Historical Background
This chapter tells you about the various Acts passed by the Brits to give the Indians control over their own destiny. The first act was passed in 1858 and the last in 1947. It also tells you how the Brits accentuated the Hindu Muslim divide by supporting the separatists tendencies of the Aligarh Muslim Movement and creation of Separate Electorates for Muslims, Christians, Sikhs etc. Brit decisions like these put the makers of the Constitution under Undue Pressure to make constitutional provisions for protection of minorities that do not exist in U.S.A. or England.
1. For our purpose we shall start from the year 1858 when the British Crown assumed imperial control over India and their Parliament enacted the Government of India Act, 1858. The Act serves as a starting point because it was dominated by the principal of absolute imperial control without any popular participitation in the administration of the country. The Indian Council Acts of 1861 introduced a grain of popular element in so far as it provided that the Governor-General’s Executive Council, which was so far composed exclusively of officials, to include certain non-official members, while transacting legislative business as a Legislative Council. However, the Council was neither representative nor deliberative in any sense.

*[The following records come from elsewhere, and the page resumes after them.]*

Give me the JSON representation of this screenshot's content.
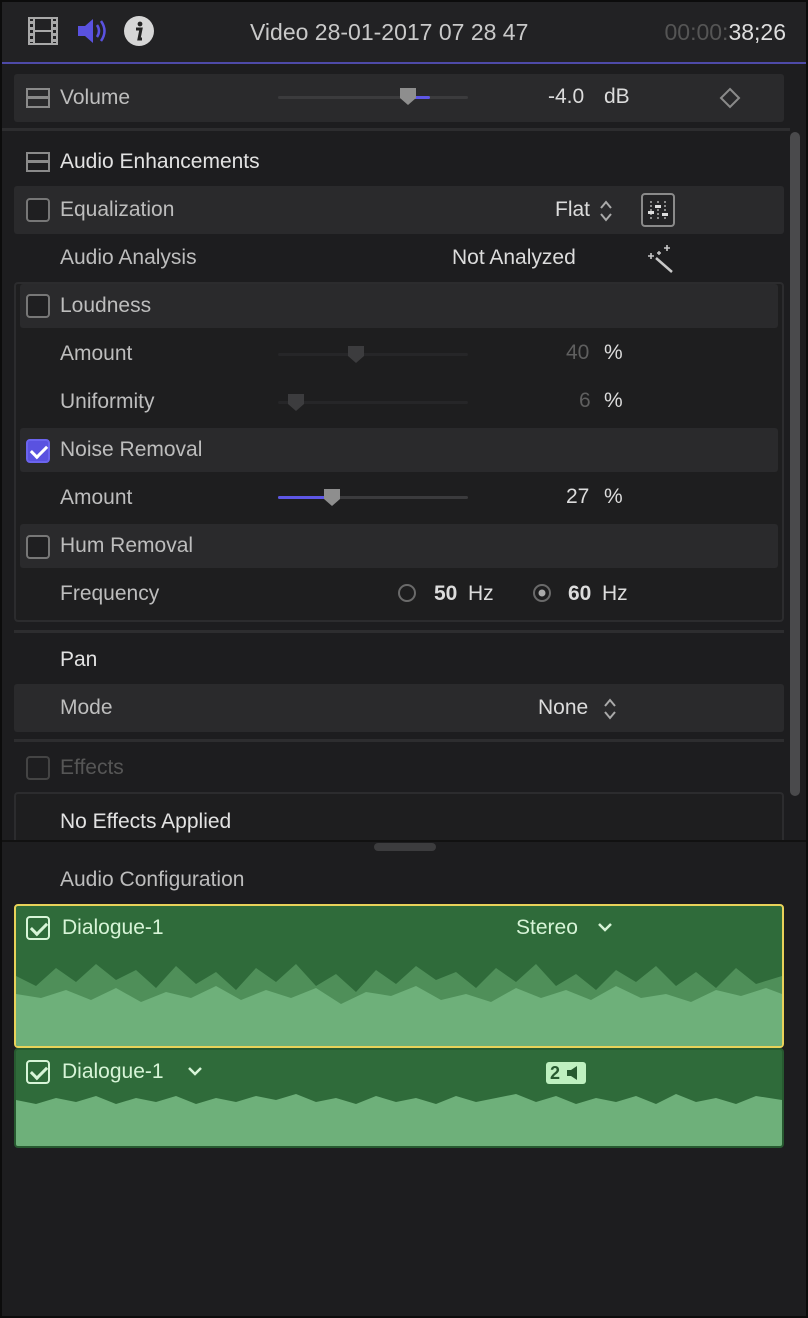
{
  "header": {
    "title": "Video 28-01-2017 07 28 47",
    "timecode_dim": "00:00:",
    "timecode_main": "38;26",
    "icons": [
      "film-icon",
      "speaker-icon",
      "info-icon"
    ],
    "accent_color": "#5a52e0"
  },
  "volume": {
    "label": "Volume",
    "value": "-4.0",
    "unit": "dB"
  },
  "enhancements": {
    "title": "Audio Enhancements",
    "equalization": {
      "label": "Equalization",
      "value": "Flat",
      "checked": false
    },
    "analysis": {
      "label": "Audio Analysis",
      "value": "Not Analyzed"
    },
    "loudness": {
      "label": "Loudness",
      "checked": false,
      "amount_label": "Amount",
      "amount_value": "40",
      "amount_unit": "%",
      "uniformity_label": "Uniformity",
      "uniformity_value": "6",
      "uniformity_unit": "%"
    },
    "noise": {
      "label": "Noise Removal",
      "checked": true,
      "amount_label": "Amount",
      "amount_value": "27",
      "amount_unit": "%"
    },
    "hum": {
      "label": "Hum Removal",
      "checked": false,
      "frequency_label": "Frequency",
      "option1": "50",
      "option1_unit": "Hz",
      "option2": "60",
      "option2_unit": "Hz",
      "selected": "60 Hz"
    }
  },
  "pan": {
    "title": "Pan",
    "mode_label": "Mode",
    "mode_value": "None"
  },
  "effects": {
    "label": "Effects",
    "empty_text": "No Effects Applied"
  },
  "audio_config": {
    "title": "Audio Configuration",
    "clip1": {
      "label": "Dialogue-1",
      "channel": "Stereo"
    },
    "clip2": {
      "label": "Dialogue-1",
      "badge": "2"
    }
  }
}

2. The Indian Councils Act of 1892 introduced two changes. One non-official members of the Legislative Council were to be nominated by the Bengal Chamber of Commerce and in Provincial Councils they were to be nominated by certain local bodies such as universities. Two Councils were to have the power of discussing the annual statement of revenue and expenditure.
3. The first attempt at introducing a representative and popular element was made by the Morlry-Minto reforms that were implemented by the Indian Councils Act, 1909. The size of Provincial Councils was enlarged by including elected non-official members so that the official majority was gone. An element of election was also introduced in the Legislative Council at the Center but the official majority was maintained.
On one hand there was a positive system of election provided by the Act of 1909 but on the other, for the first time was provided a separate representation for the Muslims, sowing or feeding further the seeds of separatism. It cannot be overlooked that this idea of separate electorates for Muslims was just after the formation of the Muslim League as a political party in 1906.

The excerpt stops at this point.